How noncoding mutations affect the genome might also be far more subtle and difficult to nail down than for coding mutations. A given mutation may matter in only one cell type or at a specific point in development, for example. Parsing this kind of complexity, while enormously challenging, could help to explain autism’s heterogeneity, Girirajan says. Autism subtypes might reflect not just mutations in a specific gene, but how a gene’s expression varies across time.


“It’s so complex. We are living in a naive land where everything is genes,” Girirajan says. “What we are not thinking about is gene regulation at different stages of development and tissues. Oh gosh.”

To move forward, Girirajan and others say, the field needs to build up whole-genome databases in a big way: At present, autism researchers have access to the exomes of around 50,000 autistic people, and even that has been barely enough to find results in the much simpler coding space, Doan says.

For the noncoding space, “you cut your samples 5-fold, but increase complexity 50-fold,” he says. “You have a huge power problem and that’s just something we have to deal with for a while.”

Geneticists also need to refine the maps that autism researchers are using to find their way.
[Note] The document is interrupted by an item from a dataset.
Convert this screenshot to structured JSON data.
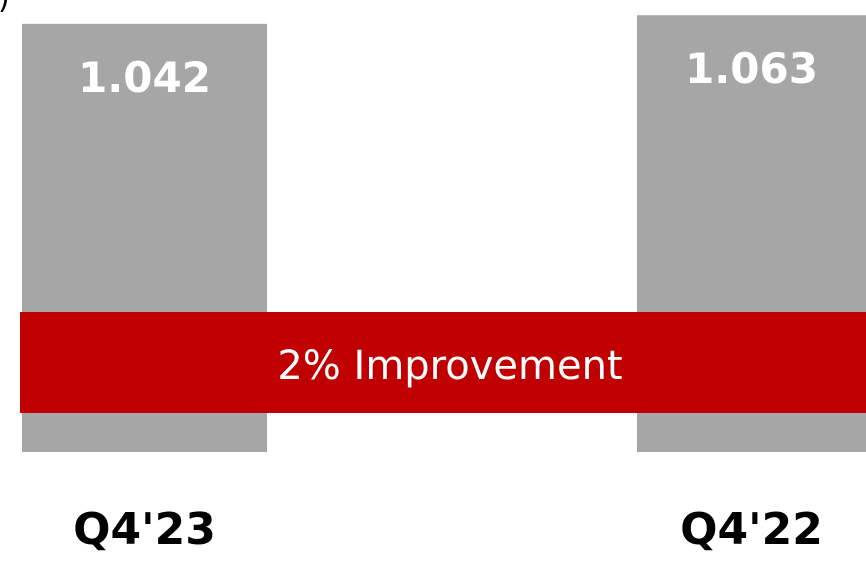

The ENCODE project, for one, is working to release data on the time periods and cell types in which promoters, enhancers and other regulatory elements influence genes.

Still, results from other fields are encouraging: Other neuropsychiatric conditions are now linked to many mutations in the noncoding region. Of 22 regions implicated in schizophrenia in one large study, for example, 13 are located in noncoding regions within or between genes.

“In autism, this is still behind,” Iossifov says, but adds that it is only a matter of time before similar findings emerge. “There’s no doubt.”